A long time ago, in what almost seems another lifetime, I worked in an office. I was working as an actuarial student—which means my days were occupied mostly with generic office work...spreadsheets, data entry, ... I no longer remember what else.... After hours I was supposed to be studying for a series of actuarial exams so I could progress further along the path of my career.
I became less and less interested in the work and the studying for a variety of reasons, but one thing that sticks in my memory is the feeling that I was not producing anything tangible with my days....
Having recently moved out on my own, I had begun to acquire the accoutrements of a home. My mother thought this should include cookware, dishes, cookbooks, etc. She purchased The Fanny Farmer Cookbook for me and I began to read it. Soon thereafter an offer arrived in the mail for a cheap subscription to Bon Appetit. I signed up. This was before the days of celebrity chefs and 24/7 food TV. But I was drawn in by the few shows that were on...Jacques Pepin, Natalie Dupree, Pierre Franey, and Madeleine Kamman.
I started to spend my days and evenings off baking instead of studying. There was something about the idea of food. Not only did my work result in something tangible, but it resulted in something that gave great pleasure to those for whom it was prepared (a cookie produces a much more satisfactory reaction from someone than a completed spreadsheet does). My understanding of the communal nature of food was completely unformed at that point, but it was probably my vague notion of this, combined with the desire to work with something real, that led me to pursue a career preparing food.
To this day, I relish the fact that at the end of the day, I have something concrete to show for my labor. And I always get to start over fresh the next day—the mistakes and disasters of the previous day have been consumed or thrown away and hopefully learned from. For me, a bad day cooking is better than the best day working in an office.

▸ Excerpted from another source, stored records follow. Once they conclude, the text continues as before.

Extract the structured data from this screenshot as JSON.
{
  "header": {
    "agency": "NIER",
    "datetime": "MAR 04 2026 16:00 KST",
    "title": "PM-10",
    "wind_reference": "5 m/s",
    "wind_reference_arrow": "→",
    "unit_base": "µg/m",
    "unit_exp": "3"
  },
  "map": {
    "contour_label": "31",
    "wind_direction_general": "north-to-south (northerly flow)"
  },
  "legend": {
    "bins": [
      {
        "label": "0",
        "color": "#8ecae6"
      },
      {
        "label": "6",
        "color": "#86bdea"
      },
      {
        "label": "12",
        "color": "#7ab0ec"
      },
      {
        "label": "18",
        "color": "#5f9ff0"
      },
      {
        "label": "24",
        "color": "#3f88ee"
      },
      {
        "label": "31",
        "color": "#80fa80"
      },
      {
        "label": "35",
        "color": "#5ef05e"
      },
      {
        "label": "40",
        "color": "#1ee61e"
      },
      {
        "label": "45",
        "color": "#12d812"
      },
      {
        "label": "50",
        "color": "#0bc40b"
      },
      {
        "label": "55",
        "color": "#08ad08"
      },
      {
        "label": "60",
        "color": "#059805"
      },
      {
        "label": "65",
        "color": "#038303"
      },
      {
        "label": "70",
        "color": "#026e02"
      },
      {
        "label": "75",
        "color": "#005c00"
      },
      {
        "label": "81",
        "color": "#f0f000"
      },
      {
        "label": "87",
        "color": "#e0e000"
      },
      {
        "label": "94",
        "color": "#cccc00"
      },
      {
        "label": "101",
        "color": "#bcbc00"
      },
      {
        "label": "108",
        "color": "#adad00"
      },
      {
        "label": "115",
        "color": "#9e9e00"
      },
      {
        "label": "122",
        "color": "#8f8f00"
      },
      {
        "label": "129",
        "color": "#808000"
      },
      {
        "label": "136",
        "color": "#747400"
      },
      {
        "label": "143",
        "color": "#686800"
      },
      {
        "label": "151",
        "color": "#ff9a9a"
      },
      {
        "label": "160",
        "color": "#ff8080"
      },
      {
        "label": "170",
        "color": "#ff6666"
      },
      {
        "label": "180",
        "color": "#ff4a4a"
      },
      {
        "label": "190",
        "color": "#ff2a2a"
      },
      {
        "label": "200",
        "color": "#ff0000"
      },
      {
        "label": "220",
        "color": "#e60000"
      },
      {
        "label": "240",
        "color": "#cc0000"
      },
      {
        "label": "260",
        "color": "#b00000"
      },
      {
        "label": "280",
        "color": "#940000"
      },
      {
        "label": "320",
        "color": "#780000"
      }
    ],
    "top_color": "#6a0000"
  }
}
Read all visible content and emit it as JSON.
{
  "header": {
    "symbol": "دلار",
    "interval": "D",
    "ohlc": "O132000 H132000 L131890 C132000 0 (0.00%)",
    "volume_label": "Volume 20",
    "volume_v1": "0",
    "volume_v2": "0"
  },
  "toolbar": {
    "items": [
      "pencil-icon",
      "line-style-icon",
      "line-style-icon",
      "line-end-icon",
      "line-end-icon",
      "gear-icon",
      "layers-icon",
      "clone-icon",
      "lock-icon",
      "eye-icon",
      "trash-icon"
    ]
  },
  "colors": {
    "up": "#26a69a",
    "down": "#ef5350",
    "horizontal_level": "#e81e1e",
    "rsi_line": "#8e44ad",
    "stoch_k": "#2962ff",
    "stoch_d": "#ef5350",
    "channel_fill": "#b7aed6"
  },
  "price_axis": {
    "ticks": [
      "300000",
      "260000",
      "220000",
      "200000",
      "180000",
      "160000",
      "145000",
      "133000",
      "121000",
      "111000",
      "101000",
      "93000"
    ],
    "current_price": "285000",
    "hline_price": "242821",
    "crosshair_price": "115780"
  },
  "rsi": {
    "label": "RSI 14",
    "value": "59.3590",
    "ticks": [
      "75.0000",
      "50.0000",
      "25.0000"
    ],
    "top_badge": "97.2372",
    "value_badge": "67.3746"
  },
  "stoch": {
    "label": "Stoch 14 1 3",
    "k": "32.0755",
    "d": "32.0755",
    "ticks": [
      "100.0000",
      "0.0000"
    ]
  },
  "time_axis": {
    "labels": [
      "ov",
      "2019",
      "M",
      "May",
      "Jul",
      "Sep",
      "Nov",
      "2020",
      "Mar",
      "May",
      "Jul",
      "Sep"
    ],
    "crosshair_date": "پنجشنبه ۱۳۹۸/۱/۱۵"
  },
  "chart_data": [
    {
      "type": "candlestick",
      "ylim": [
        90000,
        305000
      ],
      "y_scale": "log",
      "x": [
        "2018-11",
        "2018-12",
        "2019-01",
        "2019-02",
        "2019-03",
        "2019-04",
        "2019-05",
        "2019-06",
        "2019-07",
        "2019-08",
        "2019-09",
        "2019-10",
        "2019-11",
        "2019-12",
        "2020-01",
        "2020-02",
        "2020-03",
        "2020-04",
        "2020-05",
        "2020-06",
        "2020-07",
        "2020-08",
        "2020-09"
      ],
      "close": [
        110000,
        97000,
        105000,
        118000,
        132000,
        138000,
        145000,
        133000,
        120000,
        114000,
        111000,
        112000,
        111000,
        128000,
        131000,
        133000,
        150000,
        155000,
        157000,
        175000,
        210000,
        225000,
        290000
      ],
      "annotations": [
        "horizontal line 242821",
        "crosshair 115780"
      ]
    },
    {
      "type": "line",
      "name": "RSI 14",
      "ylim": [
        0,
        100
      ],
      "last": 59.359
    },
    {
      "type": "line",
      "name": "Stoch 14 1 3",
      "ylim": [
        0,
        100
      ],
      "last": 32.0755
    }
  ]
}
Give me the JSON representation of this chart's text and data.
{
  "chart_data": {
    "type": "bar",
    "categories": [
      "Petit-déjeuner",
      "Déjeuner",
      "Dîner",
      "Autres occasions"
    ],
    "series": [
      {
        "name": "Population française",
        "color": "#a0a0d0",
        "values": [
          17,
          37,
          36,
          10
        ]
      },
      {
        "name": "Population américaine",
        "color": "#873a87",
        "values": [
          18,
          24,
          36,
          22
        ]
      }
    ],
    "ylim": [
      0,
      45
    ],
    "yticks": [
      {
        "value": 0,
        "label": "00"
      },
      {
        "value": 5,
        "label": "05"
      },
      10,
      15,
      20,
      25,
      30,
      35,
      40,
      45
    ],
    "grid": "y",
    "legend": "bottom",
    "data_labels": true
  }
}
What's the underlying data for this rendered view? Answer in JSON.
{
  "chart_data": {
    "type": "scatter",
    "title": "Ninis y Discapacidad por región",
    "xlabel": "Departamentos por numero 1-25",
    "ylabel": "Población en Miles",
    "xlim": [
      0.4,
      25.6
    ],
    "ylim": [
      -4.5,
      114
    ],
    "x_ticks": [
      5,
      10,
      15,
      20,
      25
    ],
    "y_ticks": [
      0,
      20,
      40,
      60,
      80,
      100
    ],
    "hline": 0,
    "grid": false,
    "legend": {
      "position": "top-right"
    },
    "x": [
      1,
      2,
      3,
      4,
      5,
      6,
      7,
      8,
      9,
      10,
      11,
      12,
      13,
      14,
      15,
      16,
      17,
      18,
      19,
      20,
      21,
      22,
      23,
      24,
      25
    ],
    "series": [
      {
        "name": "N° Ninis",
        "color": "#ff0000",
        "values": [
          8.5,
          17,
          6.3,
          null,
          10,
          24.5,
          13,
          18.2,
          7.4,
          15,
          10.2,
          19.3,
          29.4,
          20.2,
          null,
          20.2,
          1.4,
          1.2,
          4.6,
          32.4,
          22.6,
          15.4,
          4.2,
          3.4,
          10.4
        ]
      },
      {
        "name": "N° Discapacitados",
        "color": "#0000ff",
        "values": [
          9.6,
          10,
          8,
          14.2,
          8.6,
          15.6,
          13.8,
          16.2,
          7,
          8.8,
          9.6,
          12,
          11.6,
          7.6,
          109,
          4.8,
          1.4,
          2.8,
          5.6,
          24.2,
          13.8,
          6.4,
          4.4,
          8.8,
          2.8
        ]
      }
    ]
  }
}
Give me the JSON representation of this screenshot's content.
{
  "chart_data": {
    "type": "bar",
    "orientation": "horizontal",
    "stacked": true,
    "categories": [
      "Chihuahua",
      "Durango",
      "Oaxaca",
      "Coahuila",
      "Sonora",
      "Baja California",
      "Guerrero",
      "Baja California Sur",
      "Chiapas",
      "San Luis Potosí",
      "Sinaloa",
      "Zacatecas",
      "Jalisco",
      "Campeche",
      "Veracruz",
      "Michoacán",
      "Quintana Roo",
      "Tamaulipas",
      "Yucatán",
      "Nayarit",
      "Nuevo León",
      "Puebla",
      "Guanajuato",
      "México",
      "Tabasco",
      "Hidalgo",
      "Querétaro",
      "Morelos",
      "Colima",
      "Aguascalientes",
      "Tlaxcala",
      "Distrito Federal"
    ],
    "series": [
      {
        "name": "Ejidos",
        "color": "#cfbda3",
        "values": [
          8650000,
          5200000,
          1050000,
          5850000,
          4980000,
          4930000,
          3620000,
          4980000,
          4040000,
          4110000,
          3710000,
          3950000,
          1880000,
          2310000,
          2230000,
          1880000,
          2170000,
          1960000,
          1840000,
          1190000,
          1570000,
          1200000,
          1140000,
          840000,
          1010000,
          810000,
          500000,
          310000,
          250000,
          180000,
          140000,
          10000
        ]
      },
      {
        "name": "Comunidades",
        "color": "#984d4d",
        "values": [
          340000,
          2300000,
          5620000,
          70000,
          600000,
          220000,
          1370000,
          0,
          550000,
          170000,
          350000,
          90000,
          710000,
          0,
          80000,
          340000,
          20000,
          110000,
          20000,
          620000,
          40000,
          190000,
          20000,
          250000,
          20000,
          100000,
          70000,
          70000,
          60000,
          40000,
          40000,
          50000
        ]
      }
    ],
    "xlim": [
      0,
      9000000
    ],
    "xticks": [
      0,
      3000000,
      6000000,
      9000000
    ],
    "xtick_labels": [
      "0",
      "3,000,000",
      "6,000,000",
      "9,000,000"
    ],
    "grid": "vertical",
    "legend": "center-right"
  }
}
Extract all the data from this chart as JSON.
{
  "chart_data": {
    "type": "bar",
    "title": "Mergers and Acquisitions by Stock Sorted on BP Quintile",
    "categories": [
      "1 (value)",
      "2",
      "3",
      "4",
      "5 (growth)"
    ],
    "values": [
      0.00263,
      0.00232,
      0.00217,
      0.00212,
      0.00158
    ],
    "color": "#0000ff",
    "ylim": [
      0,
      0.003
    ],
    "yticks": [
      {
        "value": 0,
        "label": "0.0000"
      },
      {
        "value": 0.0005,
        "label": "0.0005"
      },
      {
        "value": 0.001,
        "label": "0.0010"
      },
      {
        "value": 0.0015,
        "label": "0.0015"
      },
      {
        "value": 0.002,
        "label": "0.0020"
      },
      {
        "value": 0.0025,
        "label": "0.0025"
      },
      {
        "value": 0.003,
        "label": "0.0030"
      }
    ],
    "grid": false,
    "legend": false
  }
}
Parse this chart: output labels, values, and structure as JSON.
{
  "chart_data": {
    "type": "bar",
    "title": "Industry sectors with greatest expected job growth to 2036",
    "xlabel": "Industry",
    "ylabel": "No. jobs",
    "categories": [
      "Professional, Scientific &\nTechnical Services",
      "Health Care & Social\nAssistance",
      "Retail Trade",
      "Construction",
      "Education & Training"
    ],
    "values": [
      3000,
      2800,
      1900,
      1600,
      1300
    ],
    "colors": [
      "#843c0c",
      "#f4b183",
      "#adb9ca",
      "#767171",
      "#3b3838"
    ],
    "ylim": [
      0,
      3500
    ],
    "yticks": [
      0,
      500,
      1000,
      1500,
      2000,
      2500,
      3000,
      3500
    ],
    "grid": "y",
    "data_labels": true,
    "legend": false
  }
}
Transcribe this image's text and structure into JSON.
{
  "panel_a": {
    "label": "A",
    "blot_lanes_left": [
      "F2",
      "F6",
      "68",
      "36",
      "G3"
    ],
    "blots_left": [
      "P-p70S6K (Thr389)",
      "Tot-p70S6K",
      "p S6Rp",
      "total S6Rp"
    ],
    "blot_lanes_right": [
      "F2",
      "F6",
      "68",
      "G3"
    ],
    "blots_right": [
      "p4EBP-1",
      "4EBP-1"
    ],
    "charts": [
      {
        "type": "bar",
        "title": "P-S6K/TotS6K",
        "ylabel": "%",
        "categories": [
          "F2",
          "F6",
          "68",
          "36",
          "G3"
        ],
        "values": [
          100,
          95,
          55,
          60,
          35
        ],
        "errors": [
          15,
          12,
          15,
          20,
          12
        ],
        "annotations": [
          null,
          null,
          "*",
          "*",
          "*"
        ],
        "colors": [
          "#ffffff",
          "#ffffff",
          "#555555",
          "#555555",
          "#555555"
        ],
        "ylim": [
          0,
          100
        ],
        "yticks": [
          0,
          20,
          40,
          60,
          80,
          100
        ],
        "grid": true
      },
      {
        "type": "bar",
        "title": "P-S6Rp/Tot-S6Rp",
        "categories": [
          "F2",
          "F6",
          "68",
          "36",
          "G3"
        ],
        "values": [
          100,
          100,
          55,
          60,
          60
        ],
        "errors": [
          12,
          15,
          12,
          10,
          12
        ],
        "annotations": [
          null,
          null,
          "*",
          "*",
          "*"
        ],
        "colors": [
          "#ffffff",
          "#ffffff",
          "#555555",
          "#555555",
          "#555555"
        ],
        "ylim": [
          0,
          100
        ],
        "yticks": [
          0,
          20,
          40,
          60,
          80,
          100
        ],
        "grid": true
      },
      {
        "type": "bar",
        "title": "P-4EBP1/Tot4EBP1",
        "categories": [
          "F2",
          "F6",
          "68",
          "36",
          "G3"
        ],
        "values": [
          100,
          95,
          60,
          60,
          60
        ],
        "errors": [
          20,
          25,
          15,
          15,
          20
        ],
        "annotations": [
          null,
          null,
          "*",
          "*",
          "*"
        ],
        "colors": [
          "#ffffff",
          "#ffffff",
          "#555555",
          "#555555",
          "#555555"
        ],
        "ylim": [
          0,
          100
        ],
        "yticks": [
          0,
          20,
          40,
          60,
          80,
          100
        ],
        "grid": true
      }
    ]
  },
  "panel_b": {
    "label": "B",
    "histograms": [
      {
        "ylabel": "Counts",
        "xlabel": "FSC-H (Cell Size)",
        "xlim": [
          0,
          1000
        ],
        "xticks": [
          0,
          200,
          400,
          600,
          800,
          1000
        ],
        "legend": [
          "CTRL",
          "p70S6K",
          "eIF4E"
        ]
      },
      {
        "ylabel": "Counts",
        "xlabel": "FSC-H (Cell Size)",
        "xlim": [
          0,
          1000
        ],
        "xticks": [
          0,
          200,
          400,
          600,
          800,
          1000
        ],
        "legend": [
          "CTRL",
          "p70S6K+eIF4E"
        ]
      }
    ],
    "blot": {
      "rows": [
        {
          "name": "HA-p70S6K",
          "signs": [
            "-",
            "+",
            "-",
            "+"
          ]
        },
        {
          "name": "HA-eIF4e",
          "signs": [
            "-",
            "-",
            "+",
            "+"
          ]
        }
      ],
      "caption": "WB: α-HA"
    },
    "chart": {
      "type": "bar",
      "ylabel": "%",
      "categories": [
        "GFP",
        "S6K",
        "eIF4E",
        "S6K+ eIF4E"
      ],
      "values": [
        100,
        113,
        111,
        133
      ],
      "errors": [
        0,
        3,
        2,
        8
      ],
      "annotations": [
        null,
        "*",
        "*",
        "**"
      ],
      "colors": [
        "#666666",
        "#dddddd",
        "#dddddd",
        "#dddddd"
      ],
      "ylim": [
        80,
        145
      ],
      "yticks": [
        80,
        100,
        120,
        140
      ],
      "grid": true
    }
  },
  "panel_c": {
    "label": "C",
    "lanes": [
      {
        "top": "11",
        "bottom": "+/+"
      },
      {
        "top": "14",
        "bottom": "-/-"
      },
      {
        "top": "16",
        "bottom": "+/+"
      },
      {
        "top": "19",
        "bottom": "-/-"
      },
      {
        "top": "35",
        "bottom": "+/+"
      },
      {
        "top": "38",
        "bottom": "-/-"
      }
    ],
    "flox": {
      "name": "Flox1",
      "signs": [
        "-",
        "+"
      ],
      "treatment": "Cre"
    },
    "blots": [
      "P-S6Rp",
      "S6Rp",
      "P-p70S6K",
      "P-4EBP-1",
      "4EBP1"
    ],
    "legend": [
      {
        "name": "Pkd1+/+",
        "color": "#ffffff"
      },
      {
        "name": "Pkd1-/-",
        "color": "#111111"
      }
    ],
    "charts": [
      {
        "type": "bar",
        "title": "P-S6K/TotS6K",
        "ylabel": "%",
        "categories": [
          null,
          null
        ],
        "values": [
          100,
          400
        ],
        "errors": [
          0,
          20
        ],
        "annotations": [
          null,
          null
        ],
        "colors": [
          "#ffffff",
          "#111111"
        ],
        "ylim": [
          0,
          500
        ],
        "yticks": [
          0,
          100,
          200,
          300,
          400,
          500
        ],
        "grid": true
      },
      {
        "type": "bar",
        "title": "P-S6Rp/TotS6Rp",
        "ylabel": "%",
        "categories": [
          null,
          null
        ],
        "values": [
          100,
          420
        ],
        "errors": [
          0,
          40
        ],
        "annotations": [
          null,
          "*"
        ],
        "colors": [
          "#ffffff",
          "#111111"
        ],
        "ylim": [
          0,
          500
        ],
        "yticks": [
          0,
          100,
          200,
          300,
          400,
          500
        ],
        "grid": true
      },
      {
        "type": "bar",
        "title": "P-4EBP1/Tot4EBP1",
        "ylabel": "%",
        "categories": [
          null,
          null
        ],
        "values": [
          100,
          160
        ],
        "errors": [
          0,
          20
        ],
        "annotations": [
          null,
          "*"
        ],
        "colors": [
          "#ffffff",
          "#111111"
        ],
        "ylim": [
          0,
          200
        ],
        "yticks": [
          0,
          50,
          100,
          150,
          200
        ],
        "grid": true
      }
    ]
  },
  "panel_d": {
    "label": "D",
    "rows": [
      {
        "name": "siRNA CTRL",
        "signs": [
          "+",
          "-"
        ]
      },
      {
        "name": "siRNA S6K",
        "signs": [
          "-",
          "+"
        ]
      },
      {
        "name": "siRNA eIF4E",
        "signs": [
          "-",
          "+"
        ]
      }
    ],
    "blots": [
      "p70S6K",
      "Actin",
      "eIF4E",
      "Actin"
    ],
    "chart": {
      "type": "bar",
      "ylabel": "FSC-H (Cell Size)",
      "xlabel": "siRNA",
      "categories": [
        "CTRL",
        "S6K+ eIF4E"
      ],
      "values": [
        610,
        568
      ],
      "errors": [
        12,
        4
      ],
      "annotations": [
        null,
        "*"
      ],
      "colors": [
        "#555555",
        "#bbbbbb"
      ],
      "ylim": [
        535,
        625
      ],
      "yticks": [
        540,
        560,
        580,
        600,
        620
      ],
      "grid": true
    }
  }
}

I have grown to love so many things about food and cooking. I love that there is always more to learn, that I can always continue to develop and hone my skills. I love the astonishing possibilities of food—you can conceivably cook everyday and never get bored. I love the raw ingredients—particularly vegetables and fruits. I love it that food, when prepared and presented with care, is beautiful. I love to eat. I love it that familial, cultural and ethnic traditions are so often intimately intertwined with food and cooking....that as people we connect and maintain connections with family and friends at the table.
Today, I cook in private homes to give people a chance to make those connections with family and friends at their home table rather than in restaurants. I teach so that people will have the tools to create those moments in their own homes, at their own tables, every day.